I don’t, not really; the worst of the burn’s faded, is beginning to peel away like so many layers of snakeskin, like I’m becoming something entirely new. All I can do is deal with the grossness and wait for whatever’s underneath.
Still: will do, I text him back, no hesitation. When’s good?
Day 39
I don’t know what it means that Patrick tells me to come over at a time I know Gabe’s working at the pizza shop—just that he doesn’t want anything to do with his brother, maybe, or possibly nothing at all.
“Hey,” he says, letting me in the feeble side door—it felt strange to knock on the frame and then wait for him, how I used to barge right in and sneak bites of whatever Chuck was making in the kitchen, usually something with lentils or whole-wheat flour.

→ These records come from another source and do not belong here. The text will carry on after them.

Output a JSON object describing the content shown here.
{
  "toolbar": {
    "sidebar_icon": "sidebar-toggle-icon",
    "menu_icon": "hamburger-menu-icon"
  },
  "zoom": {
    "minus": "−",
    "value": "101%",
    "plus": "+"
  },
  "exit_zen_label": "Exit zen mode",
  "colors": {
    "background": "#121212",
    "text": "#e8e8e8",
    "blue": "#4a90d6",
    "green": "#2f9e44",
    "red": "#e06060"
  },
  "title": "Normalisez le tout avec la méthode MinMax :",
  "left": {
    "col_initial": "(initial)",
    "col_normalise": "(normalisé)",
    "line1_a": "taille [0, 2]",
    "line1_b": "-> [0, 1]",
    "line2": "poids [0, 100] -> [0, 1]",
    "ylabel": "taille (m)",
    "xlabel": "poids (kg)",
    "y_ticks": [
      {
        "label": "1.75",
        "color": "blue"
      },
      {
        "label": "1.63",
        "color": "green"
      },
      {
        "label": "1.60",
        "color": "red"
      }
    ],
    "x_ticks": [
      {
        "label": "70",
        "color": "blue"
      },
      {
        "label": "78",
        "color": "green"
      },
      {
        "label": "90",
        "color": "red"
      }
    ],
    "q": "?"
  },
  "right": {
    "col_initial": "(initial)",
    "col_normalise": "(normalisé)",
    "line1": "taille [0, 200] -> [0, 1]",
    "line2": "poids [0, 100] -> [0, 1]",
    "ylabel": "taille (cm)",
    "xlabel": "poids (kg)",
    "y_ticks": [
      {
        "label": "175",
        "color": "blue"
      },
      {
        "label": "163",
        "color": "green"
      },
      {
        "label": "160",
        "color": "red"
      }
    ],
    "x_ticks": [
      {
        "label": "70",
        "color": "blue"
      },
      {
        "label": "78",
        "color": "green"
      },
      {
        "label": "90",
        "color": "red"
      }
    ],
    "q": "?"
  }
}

Patrick’s barefoot in his shredded old jeans. His hair’s grown out a little since he’s been back in Star Lake and he looks a bit more like I remember, some of those sharp edges filed off. “Come on in.”
“Sure,” I say, stepping past him into the dark, empty house, the familiar smells of dust and wood and sunlight. “Hey.” Pilot hauls himself up off the floor and comes across the room to wag his hello. It makes me feel sort of disproportionately happy that he remembers me somewhere at the back of his loyal canine brain, like maybe in some alternate universe I’m still part of this family after all. “Hey, Pilot. Hey, boy.”